Monday, September 5, 2011

Turning at the Intersection


I'm thinking about intersections. What initially got me thinking about intersections is this post from Feministe, but I think that just got me thinking about the word "intersection." I was already thinking about the concept.

Intersectionality (as you'll see from the comments on that post) can mean a lot of things, especially when it's being used in terms of feminism and other movements against systems of oppression. One way to frame intersectionality is by looking at the way that the different labels we wear (by choice or by force) place us in different groups. A woman who identifies as both gay and black has a personal stake in fighting racism, homophobia, and sexism.

These more academic uses of intersectionality are certainly important, but they're not the intersections I'm thinking about. I'm thinking about something more akin to the intersections pointed out in this New York Times opinion piece by Curtis Sittenfield. She explains how she just joined Facebook for the first time. The thing that kept her from joining it earlier was the way that Facebook seemed to force her to demonstrate one of her "selves" above the others, without the benefit of tweaking that identity for different audiences (though, actually, there are some functional choices you can make on Facebook about which parts of yourself to show to which group of "friends," so you can decide to show more or less of your self depending on who is viewing).

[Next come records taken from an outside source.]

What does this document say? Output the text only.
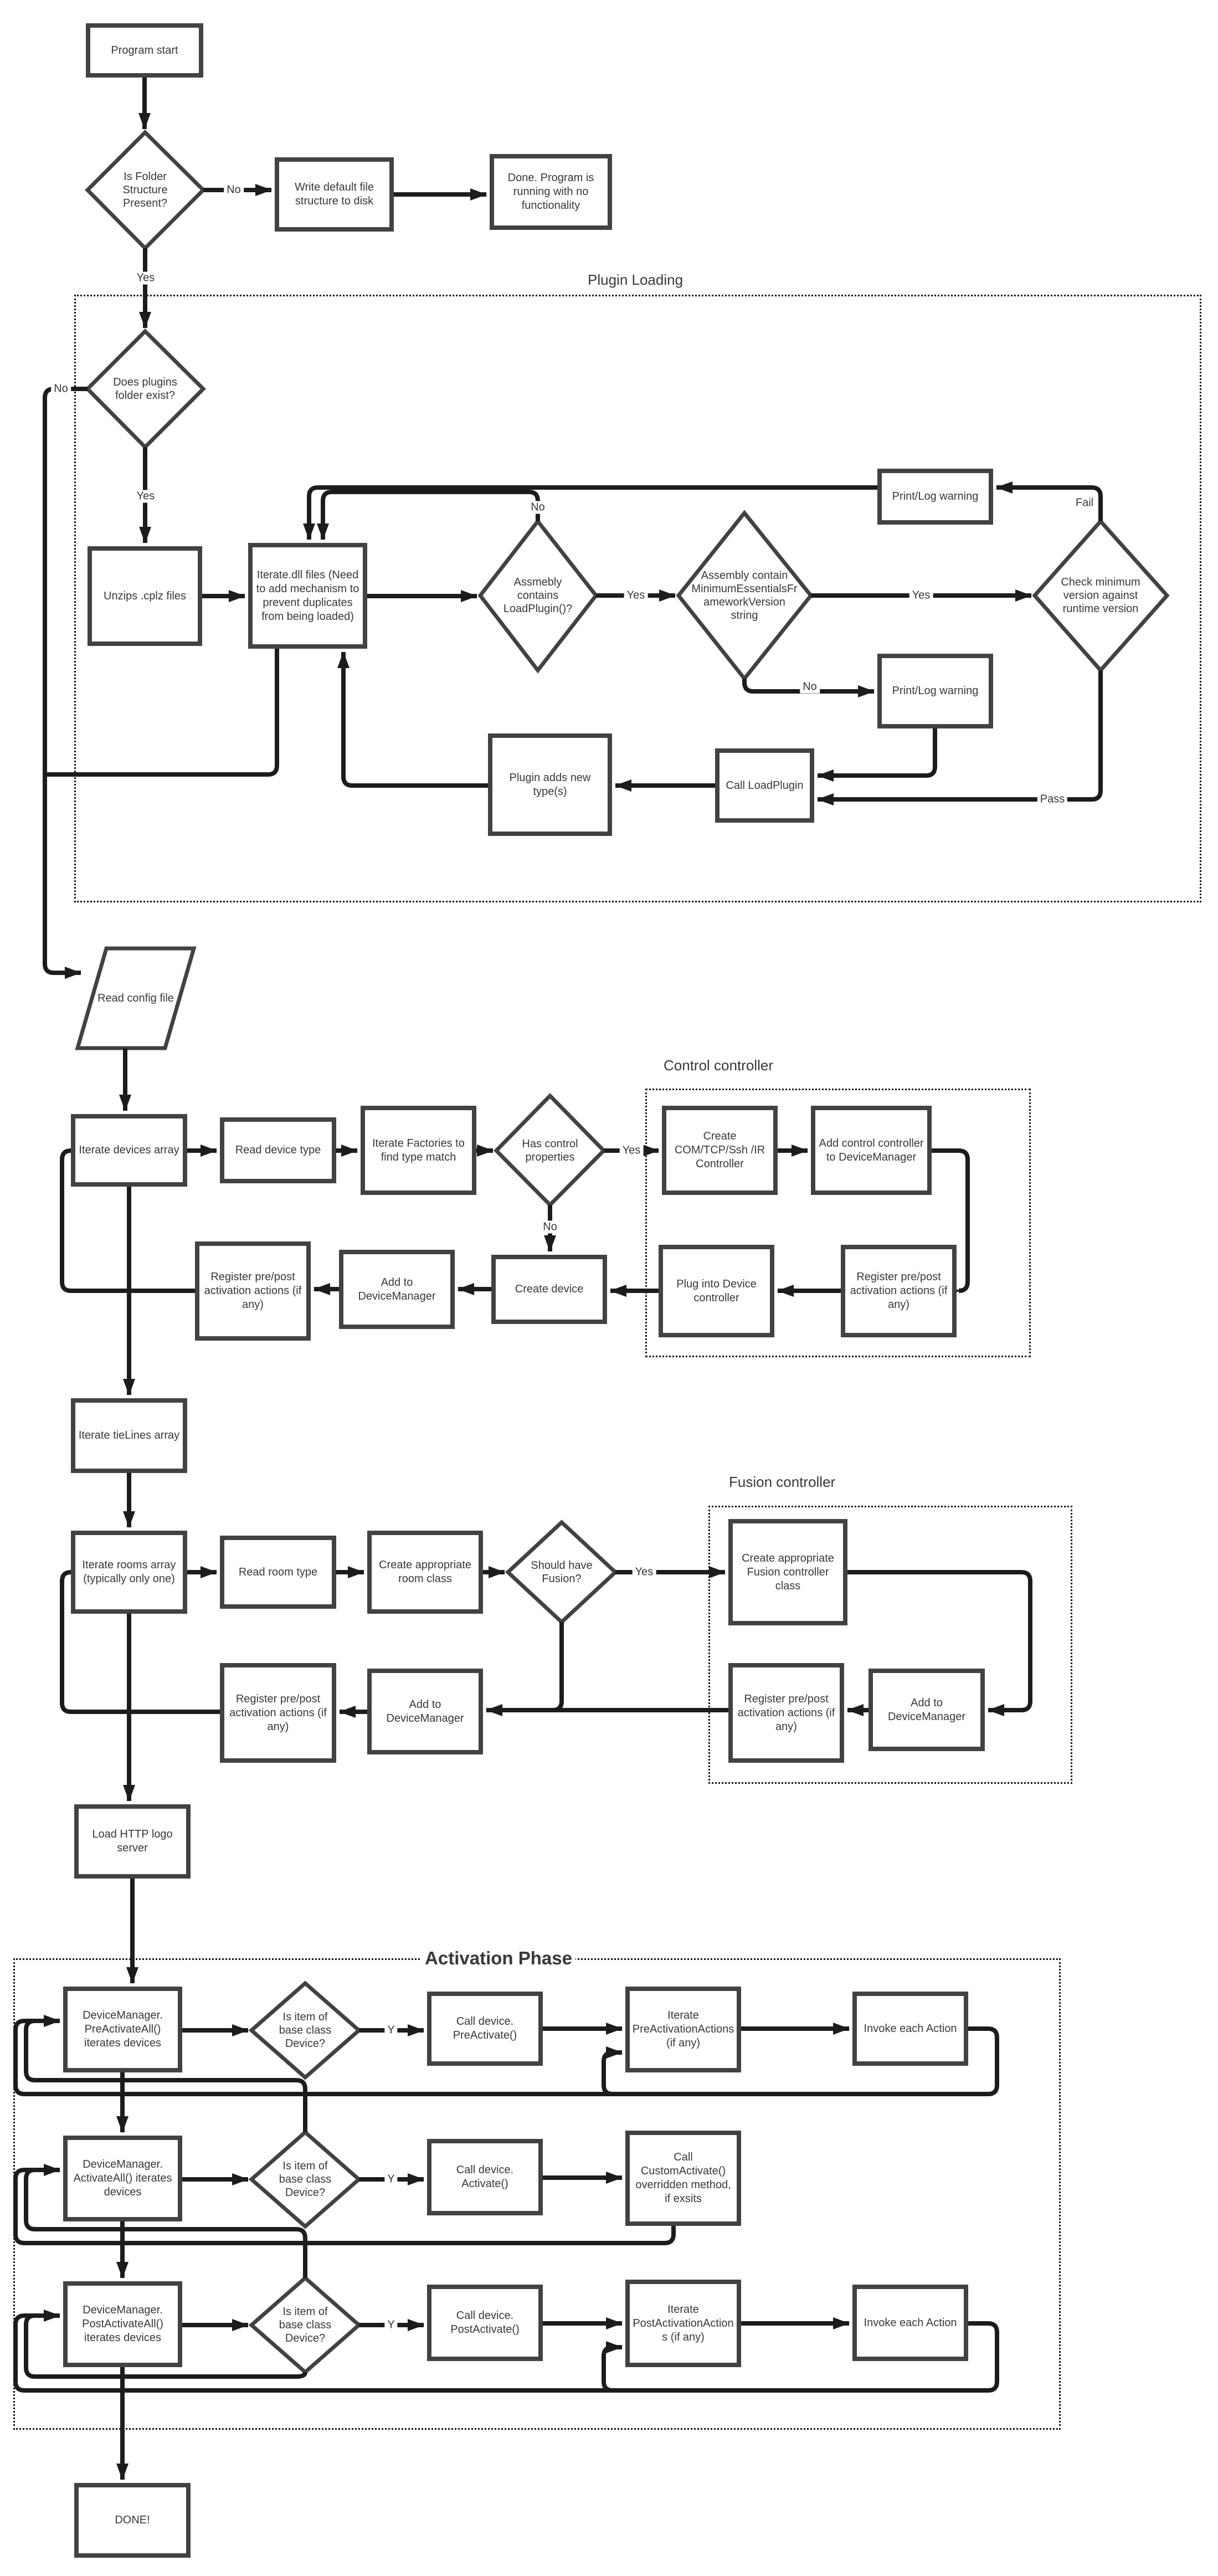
Program start
Write default file structure to disk
Done. Program is running with no functionality
Unzips .cplz files
Iterate.dll files (Need to add mechanism to prevent duplicates from being loaded)
Print/Log warning
Print/Log warning
Call LoadPlugin
Plugin adds new type(s)
Iterate devices array	Read device type
Iterate Factories to find type match
Create COM/TCP/Ssh /IR Controller
Add control controller to DeviceManager
Register pre/post activation actions (if any)
Plug into Device controller
Create device
Add to DeviceManager
Register pre/post activation actions (if any)
Iterate tieLines array
Iterate rooms array (typically only one)
Read room type
Create appropriate room class
Create appropriate Fusion controller class
Add to DeviceManager
Register pre/post activation actions (if any)
Add to DeviceManager
Register pre/post activation actions (if any)
Load HTTP logo server
DeviceManager. PreActivateAll() iterates devices
Call device. PreActivate()
Iterate PreActivationActions (if any)
Invoke each Action
DeviceManager. ActivateAll() iterates devices
Call device. Activate()
Call CustomActivate() overridden method, if exsits
DeviceManager. PostActivateAll() iterates devices
Call device. PostActivate()
Iterate PostActivationActions (if any)
Invoke each Action
DONE!
Is Folder Structure Present?
Does plugins folder exist?
Assmebly contains LoadPlugin()?
Assembly contain MinimumEssentialsFrameworkVersion string
Check minimum version against runtime version
Has control properties
Should have Fusion?
Is item of base class Device?
Is item of base class Device?
Is item of base class Device?
Read config file
No
Yes
No
Yes
No
Yes	Yes
No
Fail
Pass
Yes
No
Yes
Y
Y
Y
Plugin Loading
Control controller
Fusion controller
Activation Phase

I've often had some of the same misgivings about the portrayal of my "selves," especially through online media. Now that I link these posts to my Facebook page, people that I haven't actually interacted with in face-to-face communication for years can see them. It's not that I'm ashamed of anything I say here, but it does make me wonder how people connect these words and the "self" of me that they once knew. Am I what they expected? Am I a cautionary tale of how grad school can make you an over-analytic ball of crazy? How many people have "x"'d my Facebook updates from their feeds because the "self" that I portray doesn't mesh with the updates they're there to see? What about people who only hear from me through these posts and what they see on Facebook? If they run into me on the street, will I match who they think I am? Am I thinking about this too much?

What's really happening is an intersection between my academic self and my personal self, but even that is too cut and dry. Neither of those selves are whole or fixed. My academic self changes her mind daily about what, exactly, it is that she wants to do with her life (she's fickle, that one). My personal self inhibits all of those familiar spaces--mother, wife, daughter, friend, sister--to lesser or greater extents depending on, usually, which one is in dire need of attention. And neither one exists without the other.

Am I just the sum of these parts? Am I more? Less? A blank page with a different story every day?

At the end of it all, the intersections are both what complicates things and makes us who we are. We're meaning-making creatures, and we're going to find labels for just about every action and attribute that we can identify. It's how we make sense of the world around us. The layering of those labels, then, may be the closest we can get to true individuality. If you peeled them all away--tossing forth a whirlwind of "women," "mothers," "feminists," "scholars," "daughters," "vegetarians," "skateboarders," "Democrats," "brunettes," "customers," "wives," "modernists" and so on--what would you find underneath?

Perhaps all we are are intersections. No wonder they're so hard to define.